AS FASCINANTES GAMELEIRAS DA MINHA TERRA

“As fascinantes gameleiras  da minha terra” é um artigo publicado no “Jornal Ei, Táxi” em março de 2020 e no livro “Reflexões de um cidadão do Mundo”, lançado pela Editora Adelante em 2021.

Desde criança, as formas, as raízes, as dimensões e as copas das gameleiras me chamavam a atenção, como também me despertavam a curiosidade os grandes laços de panos brancos, que os terreiros chamam por “ojá”, amarrados em redor dos seus troncos, em certas épocas do ano.
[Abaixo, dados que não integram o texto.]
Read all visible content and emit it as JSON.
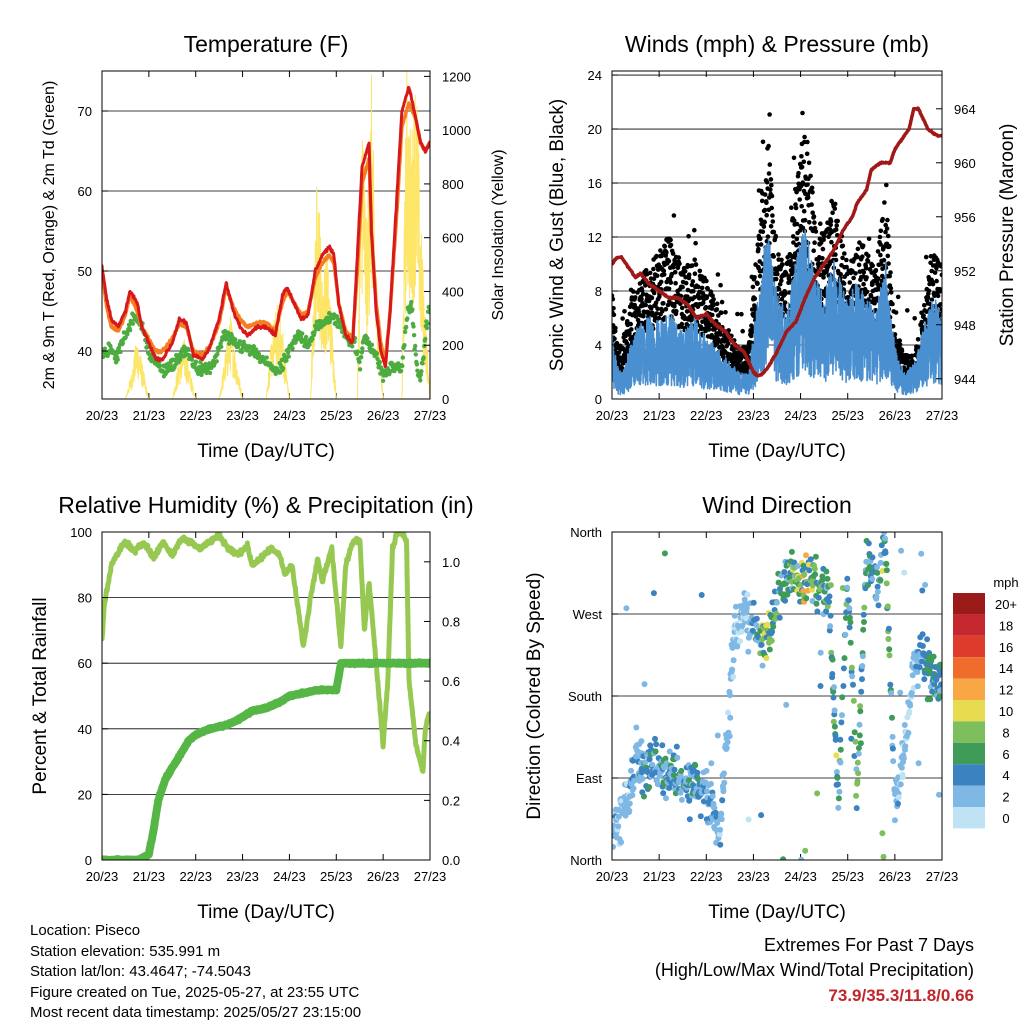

Andar pelo Dique do Tororó, no Campo Grande e outros cantos encantados da cidade, contemplando os troncos das Gameleiras é como visitar museus e galerias de arte ao ar livre e céu aberto. Cada árvore tem seus esculturais desenhos próprios, suas individualidades caracterizadas, suas fortes personalidades vivas e refletidas no espelho da divina criação. Elas são, como nós humanos, tão iguais aos seus semelhantes em tantas coisas, mas, com grandes, sutis e marcantes diferenças.

Ao sair da contemplação para as leituras a respeito dessa maravilha da natureza, foi com surpresa que aprendi que a Gameleira é também conhecida como mata-pau, pois a espécie costuma nascer sob outras árvores, inicialmente apenas se apoiando, sem aproveitar-se dos nutrientes, mas depois, conforme os ramos nascem e crescem em redor da árvore já formada, começa a sufocá-la até ocupar plenamente seu lugar.

Dizem os botânicos que as Gameleiras são árvores do gênero Ficus, cuja madeira macia e maleável permite a sua utilização para a confecção de gamelas e outros utensílios domésticos, e que as maiores espécies no Brasil são chamadas de Figueira ou Ficus enormis.

No Brasil alguns tipos de Gameleira chegam a medir mais de vinte metros de altura, por isso tem tanto destaque nas paisagens onde se fazem presentes. É através das fezes dos morcegos e dos pássaros que se alimentam dos seus frutos, maduros entre agosto e setembro, que elas são semeadas. Graças ao fenômeno chamado fototropismo, os ramos da gameleira crescem para cima, em busca do sol, a verdadeira e divina luz. Simbólico para mim, que valorizo e respeito muito a terra, as suas poderosas e mágicas raízes crescem em direção ao solo em um fenômeno que os estudiosos chamam de geotropismo.

Declaro-me devoto de Nossa Senhora da Natureza, e em todas as suas manifestações vejo a expressão da Divindade. Por isso, respeito o olhar de árvore sagrada que o povo Yorubá costuma cultuar o Irôco (Chlorophora excelsa), ou Figueira, ou Gameleira, em seus rituais e crenças. Dizem que no Brasil não existe o Irôco, uma árvore majestosa, a “amoreira africana” encontrada da Serra Leoa à Tanzânia e que lá chega a atingir quarenta e cinco metros de altura e quase três metros de diâmetro. Como tal planta não existe no Brasil, para o que acreditam, as entidades costumam habitar a Gameleira, segundo bibliografia da Fundação Pierre Verger, que tem um Museu na Barra.

Na parte mais bela, rica, respeitosa e respeitada da miscigenada e multirracial Bahia, berço da hospitalidade e tolerância, o Irôco representa muito a ancestralidade dos que acreditam, os seus antepassados, como também a morada dos Orixás, o seio da natureza. Para eles, desrespeitar as Gameleiras é o mesmo que desrespeitar as suas dinastias e o seu sangue, pois, ela é a história do Ylê (casa) que os protege das tempestades. Suas folhas são utilizadas no preparo de água sagrada nos rituais da cultura afro-brasileira.

Podem chamar de Cerejeira, Doliária, Figueira, Figueira-Branca, Figueira-Brava, Figueira-Grande, Gameleira-de-Cansaço, Gameleira–de-Pinga, Gameleira–de-Purga, Guaporé, Ibapoi, Pau–Bicho-Amarelo ou Gameleira–Branca, mas para mim são esculturas, são fontes de energia e purificação, são obras de artes divinas como são todas as arvores, são as fascinantes Gameleiras da minha terra.